The policy change triggered a wave of front-loading and stockpiling ahead of the deadline, likely inflating March export figures. More importantly for energy and geopolitical analysts, it made it difficult to isolate how much of the export surge reflected genuine underlying demand tied to new global energy security concerns, including disruptions associated with the Strait of Hormuz, versus temporary policy-driven effects.
This analytical challenge can now be addressed more credibly as additional monthly data become available. China’s April trade data, released on May 18, provide the clearest evidence so far that global demand for Chinese solar panels, batteries, and EVs remains both strong and resilient even after the rebate changes took effect.

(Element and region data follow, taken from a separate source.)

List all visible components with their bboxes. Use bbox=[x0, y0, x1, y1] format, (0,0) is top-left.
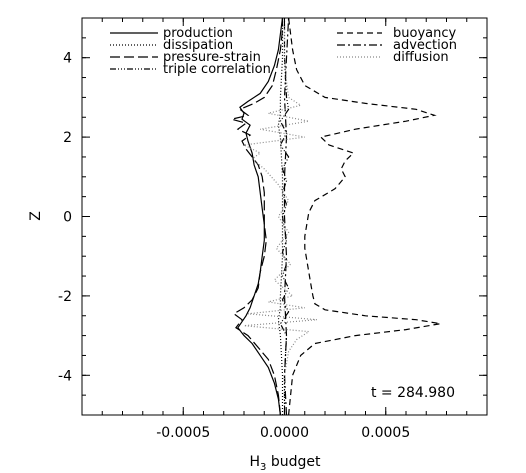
series-production bbox=[237, 17, 284, 416]
series-diffusion bbox=[241, 18, 317, 415]
legend-label-triple-correlation: triple correlation bbox=[163, 62, 271, 77]
x-axis-label: H3 budget bbox=[250, 454, 322, 473]
legend-layer: productiondissipationpressure-straintrip… bbox=[110, 26, 457, 77]
series-triple-correlation bbox=[279, 18, 290, 415]
x-tick-label: 0.0005 bbox=[361, 425, 410, 441]
legend-label-pressure-strain: pressure-strain bbox=[163, 50, 261, 65]
y-tick-label: -4 bbox=[58, 368, 72, 384]
series-buoyancy bbox=[288, 17, 441, 416]
y-axis-label: Z bbox=[28, 211, 44, 221]
legend-label-advection: advection bbox=[393, 38, 457, 53]
y-tick-label: 0 bbox=[63, 210, 72, 226]
ticks-layer: -0.0005 0.0000 0.0005 -4 -2 0 2 4 bbox=[58, 17, 488, 441]
x-axis-label-sub: 3 bbox=[260, 462, 266, 473]
time-annotation: t = 284.980 bbox=[371, 385, 455, 401]
legend-label-dissipation: dissipation bbox=[163, 38, 233, 53]
legend-label-buoyancy: buoyancy bbox=[393, 26, 456, 41]
x-axis-label-suffix: budget bbox=[266, 454, 321, 470]
x-tick-label: -0.0005 bbox=[156, 425, 210, 441]
y-tick-label: -2 bbox=[58, 289, 72, 305]
series-pressure-strain bbox=[229, 18, 284, 416]
y-tick-label: 2 bbox=[63, 130, 72, 146]
x-axis-label-main: H bbox=[250, 454, 261, 470]
series-advection bbox=[283, 17, 290, 416]
legend-label-diffusion: diffusion bbox=[393, 50, 449, 65]
series-layer bbox=[229, 17, 441, 416]
legend-label-production: production bbox=[163, 26, 233, 41]
y-tick-label: 4 bbox=[63, 51, 72, 67]
x-tick-label: 0.0000 bbox=[260, 425, 309, 441]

The latest data suggest that Chinese clean-energy products continue to gain traction internationally because of their cost competitiveness and scale advantages, with demand likely reinforced by a changing global energy landscape and heightened concerns over fossil fuel supply insecurity.
As shown in the graph from the China Cleantech Exports Data Explorer of Ember, an energy data outfit, although the value of solar and battery exports declined modestly from the March peak, April export levels still exceeded those recorded in any month over the previous two years. At the same time, EV exports, which were not directly affected by the recent rebate changes, continued to grow in April and more than offset the month-on-month decline in solar and battery exports. It is also important to note that the graph measures export value rather than volume. Given the continued decline in the cost of Chinese clean-tech products, rising export values likely imply even faster growth in export volumes.
Taken together, the April figures suggest that the rise in Chinese clean-tech exports is no mirage. China’s green-tech industry is becoming increasingly tied to how countries respond to a more uncertain global energy landscape.